Lab 9
Objective:
In this lab, I created a line map of the arena by combining TOF data points taken from 4 positions within. To collect datapoints, I did a 360 degree spot turn using PID to maintain angular speed, while sampling from the front-facing TOF rapidly.
Control
For this lab, I opted to do proportional control on angular speed. Accessing the angular speed readout on the gyroscope module of the IMU, I set error as the difference between the current speed and my target speed of 25 degrees per second. Experimenting with Kp, I arrived at 3.0 being optimal for maintaining this speed, adjusting my default PWM of 100. To spot spin clockwise, the left side is spun forward, while the right side backwards. As the left is slightly more powerful than the right, the right PWM is set 15 higher than the left consistently. All wheels were taped over to reduce their grip levels and allow for easier spot turning. The TOF sensor is sampled whenever ready as in previous labs, and the kalman filter was disabled (as the dynamics are not the same as previous labs). At a rotation of 25 degrees per second, and about 70 measurements per second, I expect a measurement window of 14400 milliseconds to sweep a 360 degree area and produce about 1000 discrete measurements. In the 14 milliseconds between measurements I expect to have changed heading by ~0.35 degrees. However, as seen in the data below, the instantaneous angular speed readings from IMU are either noisy, have too short of a sampling period, or my control is not very robust, as there is a relatively significant degree of variability in my angular speed. I was informed including a low pass filter in the gyro settings would likely not improve this behavior dramatically, and given the 25 mean angular speed, I continued the lab with this control setup. I had also seen in previous labs that the TOFs measure arbitrary values when pointed at distances greater than ~2 metres, thus I expect all such measurements taken in a 4x4 room or in the arena would be invalid.
In seeking to improve TOF accuracy in the arena I experimented with the distance modes on the TOF, and found no significant difference. I also conducted 2 spins from each location in the arena, and found no significant differences in readouts - except for the distant regions that return arbitrary readings, for which neither run was more accurate.
Reading Distances
The average of the two runs at each of the four arena coordinates (-3, -2), (5, -3), (5, 3), (0, 3) were as follows:
(-3, -2):
(5, -3):
(5, 3):
(0, 3):
Merge and Plot
To convert the distances recorded from each of these positions into a map, I simply applied x = distance * cos(theta) and y = distance * sin(theta), and added the starting coordinates, for each data point in the jupyter notebook as follows. The heading was computed by assuming 25 degree per second rotation up to the timestamp of the datapoint.

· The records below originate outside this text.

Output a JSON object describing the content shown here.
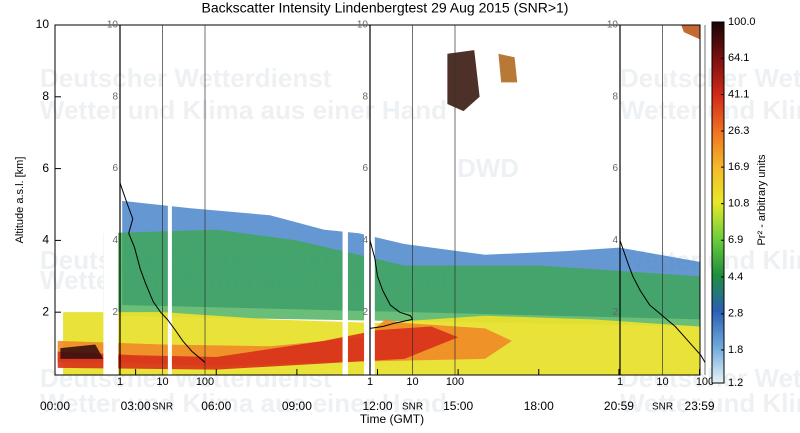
{
  "chart_data": {
    "type": "heatmap",
    "title": "Backscatter Intensity Lindenbergtest 29 Aug 2015 (SNR>1)",
    "xlabel": "Time (GMT)",
    "ylabel": "Altitude a.s.l. [km]",
    "xlim": [
      0,
      24
    ],
    "xticks": [
      {
        "value": 0,
        "label": "00:00"
      },
      {
        "value": 3,
        "label": "03:00"
      },
      {
        "value": 6,
        "label": "06:00"
      },
      {
        "value": 9,
        "label": "09:00"
      },
      {
        "value": 12,
        "label": "12:00"
      },
      {
        "value": 15,
        "label": "15:00"
      },
      {
        "value": 18,
        "label": "18:00"
      },
      {
        "value": 20.983,
        "label": "20:59"
      },
      {
        "value": 23.983,
        "label": "23:59"
      }
    ],
    "ylim": [
      0.25,
      10
    ],
    "yticks": [
      2,
      4,
      6,
      8,
      10
    ],
    "colorbar": {
      "label": "Pr² - arbitrary units",
      "lim": [
        1.2,
        100
      ],
      "log": true,
      "ticks": [
        {
          "value": 100,
          "label": "100.0"
        },
        64.1,
        41.1,
        26.3,
        16.9,
        10.8,
        6.9,
        4.4,
        2.8,
        1.8,
        1.2
      ],
      "colors": [
        "#e8f4f8",
        "#6fa8dc",
        "#2b5fb4",
        "#1e8f3c",
        "#6ccf3a",
        "#e8e82a",
        "#f5b82a",
        "#f07020",
        "#d02818",
        "#7a1010",
        "#1a0505"
      ]
    },
    "profile_insets": {
      "xticks": [
        1,
        10,
        100
      ],
      "xlabel": "SNR"
    },
    "watermark": {
      "line1": "Deutscher Wetterdienst",
      "line2": "Wetter und Klima aus einer Hand",
      "logo": "DWD"
    }
  }
}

By maintaining lists of which position produced which data points, the lists could then be put together into a single scatter plot and labelled accordingly, as follows.
Eyeballing the scatterplot, I marked vertices of the walls and boxes, and produced the following lists of line start and endpoints. I finally amended the scatterplot to incorporate these lines. Cross-referencing with Rafael's coordinates, they are reasonably accurate, and ready to be imported into lab 11.